In electroencephalography (EEG), artifacts refer to any signals that are not generated by the brain itself. These extraneous signals can originate from various sources and are classified into three main categories:
- Physiologic artifacts: These are caused by the body’s natural processes, such as muscle activity (e.g., eye movements, blinking, or facial muscle contractions).
- Electric artifacts: These arise from external electrical equipment, including power lines or the EEG machine itself.
- Environmental artifacts: These result from factors in the surrounding environment, like electrical noise or electromagnetic interference.
Challenges in Identifying EEG Artifacts
Identifying artifacts on EEG can be difficult due to several reasons:
- Ubiquity of artifacts: Artifacts are commonly present and can appear anywhere on the EEG. Unlike cerebral signals, they don't follow predictable localization patterns, making them harder to differentiate.
- Disorganization: Artifacts are often chaotic and unpredictable in their patterns, sometimes overlapping with actual brain activity, which complicates their identification.
- Similarity to cerebral signals: Some artifacts can mimic brain signals, even taking on rhythmic patterns that may look like seizures. This resemblance can lead to misinterpretation of the data.
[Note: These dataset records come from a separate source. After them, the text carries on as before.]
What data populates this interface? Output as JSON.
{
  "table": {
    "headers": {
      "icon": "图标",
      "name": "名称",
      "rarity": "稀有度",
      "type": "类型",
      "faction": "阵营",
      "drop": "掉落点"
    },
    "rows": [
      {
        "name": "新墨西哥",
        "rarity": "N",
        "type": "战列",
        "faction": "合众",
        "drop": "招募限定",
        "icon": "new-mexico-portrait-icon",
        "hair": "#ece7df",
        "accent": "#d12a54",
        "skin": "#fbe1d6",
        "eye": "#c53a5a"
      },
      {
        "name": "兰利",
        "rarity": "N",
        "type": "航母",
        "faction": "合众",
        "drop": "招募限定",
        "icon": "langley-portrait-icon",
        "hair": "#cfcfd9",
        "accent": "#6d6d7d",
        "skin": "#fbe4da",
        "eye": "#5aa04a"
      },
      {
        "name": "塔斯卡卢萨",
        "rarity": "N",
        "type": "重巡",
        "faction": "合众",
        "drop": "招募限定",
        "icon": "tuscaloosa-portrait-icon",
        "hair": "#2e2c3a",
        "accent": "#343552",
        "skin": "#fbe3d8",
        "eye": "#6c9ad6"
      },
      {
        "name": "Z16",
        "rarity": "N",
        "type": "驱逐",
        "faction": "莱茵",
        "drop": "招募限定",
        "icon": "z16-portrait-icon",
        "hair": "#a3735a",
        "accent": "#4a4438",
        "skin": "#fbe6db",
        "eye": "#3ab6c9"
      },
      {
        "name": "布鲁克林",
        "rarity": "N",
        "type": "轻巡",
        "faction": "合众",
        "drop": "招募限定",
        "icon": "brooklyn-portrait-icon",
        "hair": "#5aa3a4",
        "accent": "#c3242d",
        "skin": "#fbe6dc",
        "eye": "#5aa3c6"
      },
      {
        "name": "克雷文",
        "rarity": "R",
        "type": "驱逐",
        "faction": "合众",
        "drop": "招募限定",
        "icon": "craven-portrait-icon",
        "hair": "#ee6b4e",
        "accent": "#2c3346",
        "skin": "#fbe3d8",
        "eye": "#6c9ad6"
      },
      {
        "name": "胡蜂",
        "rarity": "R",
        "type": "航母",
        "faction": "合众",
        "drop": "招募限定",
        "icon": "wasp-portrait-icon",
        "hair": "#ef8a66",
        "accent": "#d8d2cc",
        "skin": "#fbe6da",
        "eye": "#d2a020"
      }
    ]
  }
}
Differentiating Artifacts from Brain Activity
Despite these challenges, certain characteristics of artifacts help in distinguishing them from actual brain signals:
- Predictability: While artifacts can appear disorganized, true brain activity tends to follow more predictable patterns based on neurophysiological principles.
- Behavior of cerebral signals: Real brain activity has more consistent properties (e.g., specific waveforms and locations), which allows for differentiation from the chaotic nature of artifacts.
In summary, although identifying EEG artifacts can be challenging due to their widespread occurrence and resemblance to brain activity, understanding their sources and behavior helps clinicians differentiate them from actual cerebral signals.